Family members of the shooter knew that Ramos was estranged from his mother and that, in the days before his 18th birthday, “he asked for help in making straw gun purchases, which would have been illegal.”

Family members “uniformly refused” to buy Ramos guns, according to the report.

Officials said Ramos showed an interest in gore and violent sex online, occasionally sharing videos and images of beheadings and suicides, the Tribune reported.

Officials gave conflicting stories

In the days after the shooting, state officials undermined public trust by giving conflicting reports and false statements about what happened, the Tribune reported.

According to the report, a Uvalde Police Department lieutenant fainted just before briefing Texas Gov. Greg Abbott and other state leaders. Victor Escalon, the Department of Public Safety’s regional director, substituted for the officer and gave secondhand accounts from law enforcement officials.
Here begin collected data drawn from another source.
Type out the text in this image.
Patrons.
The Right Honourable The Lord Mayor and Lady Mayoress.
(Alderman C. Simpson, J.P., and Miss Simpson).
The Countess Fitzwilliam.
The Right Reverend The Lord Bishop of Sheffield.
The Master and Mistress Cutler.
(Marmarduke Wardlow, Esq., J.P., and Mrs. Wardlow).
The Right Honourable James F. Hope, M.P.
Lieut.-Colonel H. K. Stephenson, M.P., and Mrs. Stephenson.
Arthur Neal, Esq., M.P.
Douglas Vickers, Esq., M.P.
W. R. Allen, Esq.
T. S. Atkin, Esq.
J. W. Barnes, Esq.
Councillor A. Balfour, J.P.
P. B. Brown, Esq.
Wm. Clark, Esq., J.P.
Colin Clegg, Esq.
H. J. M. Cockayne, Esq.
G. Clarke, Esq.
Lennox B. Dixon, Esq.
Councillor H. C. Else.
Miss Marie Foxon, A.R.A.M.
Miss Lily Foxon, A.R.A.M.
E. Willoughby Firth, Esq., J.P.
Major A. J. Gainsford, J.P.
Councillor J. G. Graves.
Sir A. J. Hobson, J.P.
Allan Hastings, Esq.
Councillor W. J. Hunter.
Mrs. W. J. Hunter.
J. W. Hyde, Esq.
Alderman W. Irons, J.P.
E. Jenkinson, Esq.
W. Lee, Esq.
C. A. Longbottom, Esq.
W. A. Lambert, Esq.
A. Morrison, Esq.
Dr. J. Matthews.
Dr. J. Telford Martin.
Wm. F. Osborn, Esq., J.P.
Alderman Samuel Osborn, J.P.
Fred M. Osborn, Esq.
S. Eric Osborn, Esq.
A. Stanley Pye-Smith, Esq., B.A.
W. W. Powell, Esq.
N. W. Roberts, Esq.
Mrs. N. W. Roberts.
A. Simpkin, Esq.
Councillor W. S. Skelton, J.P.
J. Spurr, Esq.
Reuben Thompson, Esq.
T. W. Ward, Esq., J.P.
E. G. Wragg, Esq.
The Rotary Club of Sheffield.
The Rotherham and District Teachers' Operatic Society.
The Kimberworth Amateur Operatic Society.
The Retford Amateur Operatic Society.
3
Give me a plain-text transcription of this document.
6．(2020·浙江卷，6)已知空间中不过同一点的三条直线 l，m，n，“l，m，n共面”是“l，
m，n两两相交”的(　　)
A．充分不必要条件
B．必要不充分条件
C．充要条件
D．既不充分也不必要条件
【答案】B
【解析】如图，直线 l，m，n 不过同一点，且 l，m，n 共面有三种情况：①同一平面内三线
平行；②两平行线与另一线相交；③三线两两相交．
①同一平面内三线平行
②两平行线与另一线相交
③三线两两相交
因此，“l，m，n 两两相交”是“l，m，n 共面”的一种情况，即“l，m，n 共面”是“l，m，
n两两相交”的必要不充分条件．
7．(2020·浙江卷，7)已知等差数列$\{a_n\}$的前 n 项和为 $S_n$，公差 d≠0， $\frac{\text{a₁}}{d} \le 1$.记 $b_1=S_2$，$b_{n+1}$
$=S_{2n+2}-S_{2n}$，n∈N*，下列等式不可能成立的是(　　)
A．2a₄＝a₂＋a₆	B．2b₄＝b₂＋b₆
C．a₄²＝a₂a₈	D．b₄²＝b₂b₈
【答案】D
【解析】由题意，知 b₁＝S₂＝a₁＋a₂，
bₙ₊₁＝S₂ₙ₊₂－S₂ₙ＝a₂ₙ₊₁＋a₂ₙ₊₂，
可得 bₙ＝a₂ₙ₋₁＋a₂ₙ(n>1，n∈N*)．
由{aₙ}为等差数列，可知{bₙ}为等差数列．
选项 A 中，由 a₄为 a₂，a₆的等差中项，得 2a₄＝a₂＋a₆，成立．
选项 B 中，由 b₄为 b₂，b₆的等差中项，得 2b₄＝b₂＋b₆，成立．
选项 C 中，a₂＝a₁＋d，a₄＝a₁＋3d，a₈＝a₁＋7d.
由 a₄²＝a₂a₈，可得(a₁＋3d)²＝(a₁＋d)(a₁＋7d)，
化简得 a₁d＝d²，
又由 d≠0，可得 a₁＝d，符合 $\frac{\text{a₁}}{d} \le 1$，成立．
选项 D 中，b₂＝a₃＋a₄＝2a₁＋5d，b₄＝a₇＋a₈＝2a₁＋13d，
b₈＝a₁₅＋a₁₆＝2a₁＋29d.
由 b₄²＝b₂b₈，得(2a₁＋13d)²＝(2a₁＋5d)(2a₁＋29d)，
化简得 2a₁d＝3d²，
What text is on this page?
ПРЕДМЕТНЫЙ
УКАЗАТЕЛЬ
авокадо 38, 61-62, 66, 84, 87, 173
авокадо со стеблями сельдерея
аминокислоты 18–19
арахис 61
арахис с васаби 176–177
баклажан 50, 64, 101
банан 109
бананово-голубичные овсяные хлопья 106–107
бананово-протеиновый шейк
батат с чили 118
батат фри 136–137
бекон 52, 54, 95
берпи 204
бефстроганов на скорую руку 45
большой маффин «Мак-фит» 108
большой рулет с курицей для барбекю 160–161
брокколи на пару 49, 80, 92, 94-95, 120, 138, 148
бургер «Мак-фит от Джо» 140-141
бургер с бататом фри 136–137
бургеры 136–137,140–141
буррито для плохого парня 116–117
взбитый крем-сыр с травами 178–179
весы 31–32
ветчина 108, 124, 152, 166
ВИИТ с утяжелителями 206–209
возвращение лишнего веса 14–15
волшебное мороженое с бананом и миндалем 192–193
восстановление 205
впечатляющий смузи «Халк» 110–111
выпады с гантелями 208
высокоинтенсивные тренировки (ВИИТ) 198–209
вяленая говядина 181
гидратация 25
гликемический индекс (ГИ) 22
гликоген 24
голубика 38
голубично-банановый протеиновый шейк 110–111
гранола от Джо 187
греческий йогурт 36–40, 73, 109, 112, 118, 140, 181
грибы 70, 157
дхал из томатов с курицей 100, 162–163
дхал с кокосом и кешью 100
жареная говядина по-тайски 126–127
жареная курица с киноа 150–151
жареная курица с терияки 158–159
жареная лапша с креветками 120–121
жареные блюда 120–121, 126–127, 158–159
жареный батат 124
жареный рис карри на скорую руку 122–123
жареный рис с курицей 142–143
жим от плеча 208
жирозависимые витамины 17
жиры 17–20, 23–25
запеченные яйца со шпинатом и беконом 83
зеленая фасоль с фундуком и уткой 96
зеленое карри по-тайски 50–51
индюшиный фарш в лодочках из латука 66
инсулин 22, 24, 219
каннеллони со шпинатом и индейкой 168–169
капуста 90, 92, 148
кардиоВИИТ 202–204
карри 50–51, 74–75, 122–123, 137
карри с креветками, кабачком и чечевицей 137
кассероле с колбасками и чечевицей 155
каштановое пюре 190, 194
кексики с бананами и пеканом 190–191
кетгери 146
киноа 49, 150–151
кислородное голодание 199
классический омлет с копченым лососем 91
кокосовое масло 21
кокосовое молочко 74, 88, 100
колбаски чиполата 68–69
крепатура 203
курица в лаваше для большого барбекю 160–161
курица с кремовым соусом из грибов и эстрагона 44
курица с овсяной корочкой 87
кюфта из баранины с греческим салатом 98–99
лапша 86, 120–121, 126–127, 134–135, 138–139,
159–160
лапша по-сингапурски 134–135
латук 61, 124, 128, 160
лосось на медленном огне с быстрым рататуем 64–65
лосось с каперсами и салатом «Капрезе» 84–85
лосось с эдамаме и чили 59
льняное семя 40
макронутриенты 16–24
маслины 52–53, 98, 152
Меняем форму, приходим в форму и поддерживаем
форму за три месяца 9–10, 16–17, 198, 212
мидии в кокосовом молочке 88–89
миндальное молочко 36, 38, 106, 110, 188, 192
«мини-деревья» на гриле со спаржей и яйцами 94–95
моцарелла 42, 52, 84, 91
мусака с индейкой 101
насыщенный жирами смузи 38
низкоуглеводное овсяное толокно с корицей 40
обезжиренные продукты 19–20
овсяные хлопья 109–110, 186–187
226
Some of the information was inaccurate, which the committee said was the reason Abbott, in a news conference after the briefing, presented a “false narrative” that the shooting lasted as few as 40 minutes thanks to “officers who rapidly devised a plan, stacked up and neutralized the attacker.”

“A complete and thorough investigation can take months or even years to confirm every detail, especially when this many law enforcement officers are involved,” the report stated. “However, one would expect law enforcement during a briefing would be very careful to state what facts are verifiable, and which ones are not.”